For the first time, some faculty at the University of Illinois are saying they have no confidence in President Michael Hogan and have called for his presidency to end.
But a UI spokesman said Hogan has the "unwavering support" of UI trustees and has no intention of resigning.
Fourteen senior faculty members are circulating a letter they plan to send next week to UI trustees, urging them to ask for Hogan's resignation.
As of noon Friday, 95 faculty had added their names to the list, according to one of the authors, Michael Moore, Walgreen University Chair and professor of law and philosophy.
The letter cites 10 different reasons for their lack of confidence, including Hogan's actions during the recent enrollment management controversy and the resignation of his former chief of staff, Lisa Troyer, and his "extraordinary bullying" of Urbana Chancellor Phyllis Wise after just months on the job.
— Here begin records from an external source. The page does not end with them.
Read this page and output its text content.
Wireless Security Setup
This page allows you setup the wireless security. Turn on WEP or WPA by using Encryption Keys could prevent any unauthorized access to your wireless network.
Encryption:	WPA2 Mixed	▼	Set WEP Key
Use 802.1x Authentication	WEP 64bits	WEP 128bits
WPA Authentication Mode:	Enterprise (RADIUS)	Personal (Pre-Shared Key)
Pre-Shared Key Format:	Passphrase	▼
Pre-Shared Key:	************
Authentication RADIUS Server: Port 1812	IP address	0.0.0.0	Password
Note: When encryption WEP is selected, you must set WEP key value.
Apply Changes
"In our view he lacks the values, commitments, management style, ethics, and even manners, needed to lead this University, and his Presidency should be ended at the earliest opportunity," the letter said.
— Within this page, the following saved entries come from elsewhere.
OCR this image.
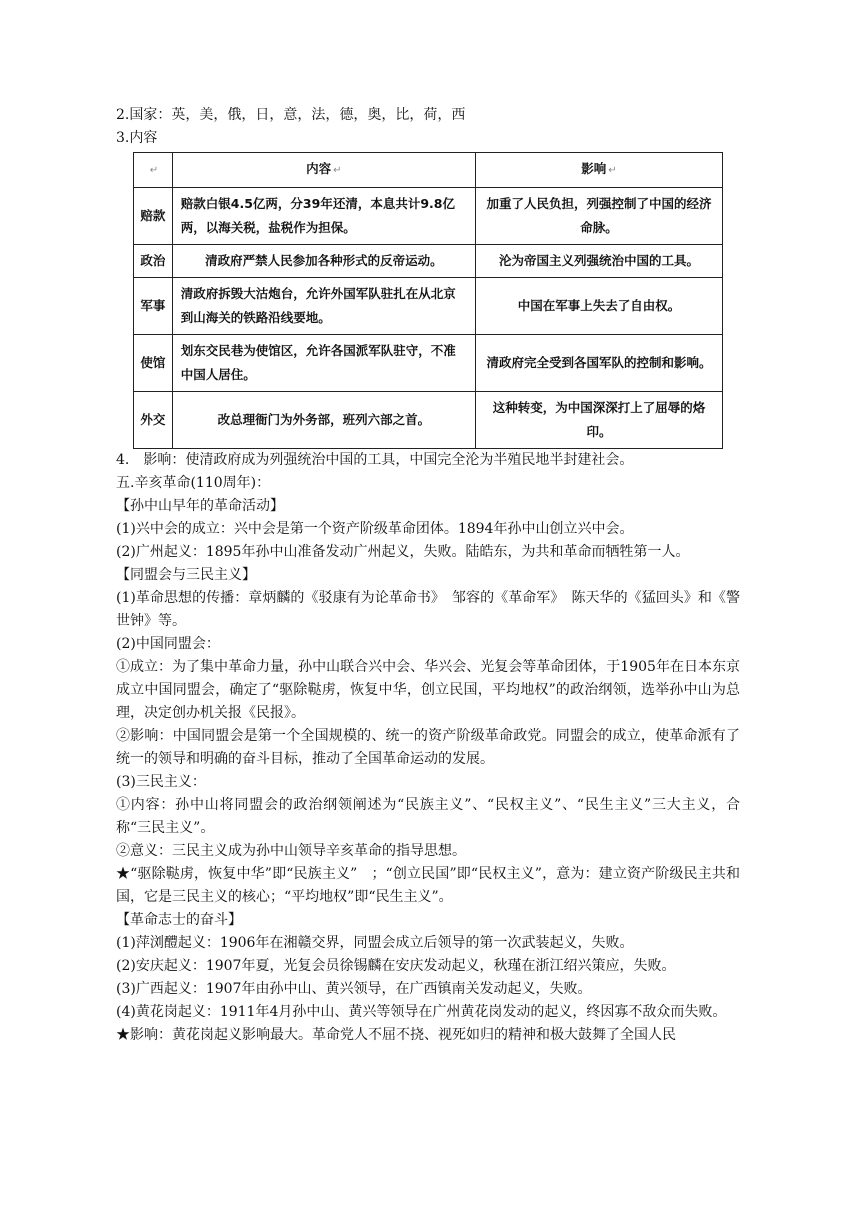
2.国家：英，美，俄，日，意，法，德，奥，比，荷，西
3.内容
↵	内容 ↵	影响 ↵
赔款	赔款白银4.5亿两，分39年还清，本息共计9.8亿两，以海关税，盐税作为担保。	加重了人民负担，列强控制了中国的经济命脉。
政治	清政府严禁人民参加各种形式的反帝运动。	沦为帝国主义列强统治中国的工具。
军事	清政府拆毁大沽炮台，允许外国军队驻扎在从北京到山海关的铁路沿线要地。	中国在军事上失去了自由权。
使馆	划东交民巷为使馆区，允许各国派军队驻守，不准中国人居住。	清政府完全受到各国军队的控制和影响。
外交	改总理衙门为外务部，班列六部之首。	这种转变，为中国深深打上了屈辱的烙印。
4.　影响：使清政府成为列强统治中国的工具，中国完全沦为半殖民地半封建社会。
五.辛亥革命(110周年)：
【孙中山早年的革命活动】
(1)兴中会的成立：兴中会是第一个资产阶级革命团体。1894年孙中山创立兴中会。
(2)广州起义：1895年孙中山准备发动广州起义，失败。陆皓东，为共和革命而牺牲第一人。
【同盟会与三民主义】
(1)革命思想的传播：章炳麟的《驳康有为论革命书》　邹容的《革命军》　陈天华的《猛回头》和《警世钟》等。
(2)中国同盟会：
①成立：为了集中革命力量，孙中山联合兴中会、华兴会、光复会等革命团体，于1905年在日本东京成立中国同盟会，确定了“驱除鞑虏，恢复中华，创立民国，平均地权”的政治纲领，选举孙中山为总理，决定创办机关报《民报》。
②影响：中国同盟会是第一个全国规模的、统一的资产阶级革命政党。同盟会的成立，使革命派有了统一的领导和明确的奋斗目标，推动了全国革命运动的发展。
(3)三民主义：
①内容：孙中山将同盟会的政治纲领阐述为“民族主义”、“民权主义”、“民生主义”三大主义，合称“三民主义”。
②意义：三民主义成为孙中山领导辛亥革命的指导思想。
★“驱除鞑虏，恢复中华”即“民族主义”　；“创立民国”即“民权主义”，意为：建立资产阶级民主共和国，它是三民主义的核心；“平均地权”即“民生主义”。
【革命志士的奋斗】
(1)萍浏醴起义：1906年在湘赣交界，同盟会成立后领导的第一次武装起义，失败。
(2)安庆起义：1907年夏，光复会员徐锡麟在安庆发动起义，秋瑾在浙江绍兴策应，失败。
(3)广西起义：1907年由孙中山、黄兴领导，在广西镇南关发动起义，失败。
(4)黄花岗起义：1911年4月孙中山、黄兴等领导在广州黄花岗发动的起义，终因寡不敌众而失败。
★影响：黄花岗起义影响最大。革命党人不屈不挠、视死如归的精神和极大鼓舞了全国人民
"We reach this conclusion reluctantly and do not take the implications of it at all lightly. We recognize that there are real costs to ending another presidency so soon after the premature ending of that of Hogan's predecessor. But we, as well as many others at our institution, find the situation with Hogan as President to be so intolerable that rectifying this mistake would be worth the admittedly serious costs."
More than 200 professors with prestigious endowed chairs are being asked to sign the letter.
The signatories include three Swanlund Chairs and five faculty from the Center for Advanced Study, among them music Professor Ian Hobson and Susan Kieffer, professor of geology and physics. Also signing was former Law Dean Heidi Hurd.
The letter follows six others sent by faculty in recent weeks raising concerns about Hogan's leadership, including one signed by 126 named professors on Jan. 12.
The latest version focuses less on the merits of the enrollment management plan and more on Hogan's style of leadership, citing emails obtained through the Freedom of Information Act. The emails were first disclosed by The News-Gazette.
UI spokesman Thomas Hardy said the letter perpetuates inaccuracies in an earlier letter sent by Moore to the trustees on Feb. 8.
"It's unfortunate that something fraught with inaccuracies and insinuation would have support at any level," Hardy said.
Hardy said the board, and Chairman Christopher Kennedy, have reiterated their support for Hogan in recent weeks and throughout his presidency. He also said the number of faculty represented by the letter is small compared to the UI's 40,000-plus employees.